A liberarli proverà Dino, un bambino che ha in sé i tre doni che servono a compiere quest'impresa: giovinezza, coraggio e innocenza. 

Eterea e piena di grazia come il volo di una farfalla eppure densa di grumosa oscurità - la stessa del bosco nero in cui il bambino incontra la falena parlante - questa favola plana leggera sul caos dell'esistenza umana, costantemente a dialogo con il tempo che scorre e con la morte che la sfiora. Un'eterna danza che abbiamo già trovato nelle più grandi opere di Bufalino, popolate da personaggi che si chiedono che posto abbiamo noi in questa equazione, come faceva Consalvo de Ritis ne Le menzogne della notte:
...allora mi chiedo: io, chi sono? Noi, gli uomini, chi siamo? Siamo veri? Siamo dipinti? Tropi di carta, simulacri increati, inesistenze parventi sul palcoscenico d'una pantomima di cenere, bolle soffiate dalla cannuccia d'un prestigiatore nemico? Se così è, niente è vero. Peggio: niente è, ogni fatto è uno zero che non può uscire da sé. Apocrifi noi tutti, ma apocrifo anche chi ci dirige o raffrena, chi ci accozza o divide: metafisici niente, noi e lui, mischiati a vanvera da un recidivo disguido: nasi di carnevale su teschi colmi di buchi e d'assenza...  

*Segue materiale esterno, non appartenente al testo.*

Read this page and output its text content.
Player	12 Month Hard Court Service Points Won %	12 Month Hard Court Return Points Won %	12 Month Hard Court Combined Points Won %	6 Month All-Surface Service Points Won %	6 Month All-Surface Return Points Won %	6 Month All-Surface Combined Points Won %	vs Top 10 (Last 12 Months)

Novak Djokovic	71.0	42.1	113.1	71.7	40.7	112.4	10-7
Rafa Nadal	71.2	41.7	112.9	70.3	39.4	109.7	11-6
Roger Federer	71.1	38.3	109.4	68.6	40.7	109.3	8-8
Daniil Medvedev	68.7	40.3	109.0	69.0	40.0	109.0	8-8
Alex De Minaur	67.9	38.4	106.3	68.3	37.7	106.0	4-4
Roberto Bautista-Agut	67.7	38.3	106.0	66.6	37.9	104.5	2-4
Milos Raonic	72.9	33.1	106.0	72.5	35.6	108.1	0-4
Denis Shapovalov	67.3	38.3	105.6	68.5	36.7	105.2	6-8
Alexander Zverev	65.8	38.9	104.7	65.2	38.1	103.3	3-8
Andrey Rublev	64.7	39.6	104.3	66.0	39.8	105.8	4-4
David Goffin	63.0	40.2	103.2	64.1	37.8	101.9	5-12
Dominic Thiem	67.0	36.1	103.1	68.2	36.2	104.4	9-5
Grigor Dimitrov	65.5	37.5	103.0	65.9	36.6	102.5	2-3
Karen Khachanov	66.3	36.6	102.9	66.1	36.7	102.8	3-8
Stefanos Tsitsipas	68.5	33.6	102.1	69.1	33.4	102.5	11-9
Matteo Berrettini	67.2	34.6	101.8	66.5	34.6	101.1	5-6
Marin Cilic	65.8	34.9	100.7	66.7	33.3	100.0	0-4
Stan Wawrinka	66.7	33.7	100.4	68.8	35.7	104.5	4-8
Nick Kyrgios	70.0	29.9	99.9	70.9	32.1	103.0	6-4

Simulacri vuoti, esseri di carta ci appaiono anche gli Immortali di questa favola, "più simili a una truppa di larve che a persone di corpo e di peso", uomini e donne tremanti di "immutabile beatitudine". 

Lo scrittore che guardava la morte dalla soglia della vita e la vita dalla soglia della morte ("il più cocciuto dei fatti", come recita un suo aforisma) regala ai lettori più giovani un messaggio che da adulti troppo spesso si dimentica: se il tempo non esistesse e davanti a noi si stendesse una sterile eternità a nulla varrebbe essere qui. Non avremmo memoria né emozione
Con la sua favola ci invita tutti ad abbracciare la pienezza dell'esperienza terrena, la bellezza della sabbia che scivola nella clessidra e del campanile che manda i rintocchi. 
Bufalino ci rivolge uno sguardo pieno di compassione e ci dice che passiamo la vita ad allontanare la morte ma in realtà è questa che ci tiene in vita, riempendoci il cuore di battiti e l'esistenza di attimi singolari che non si ripetono.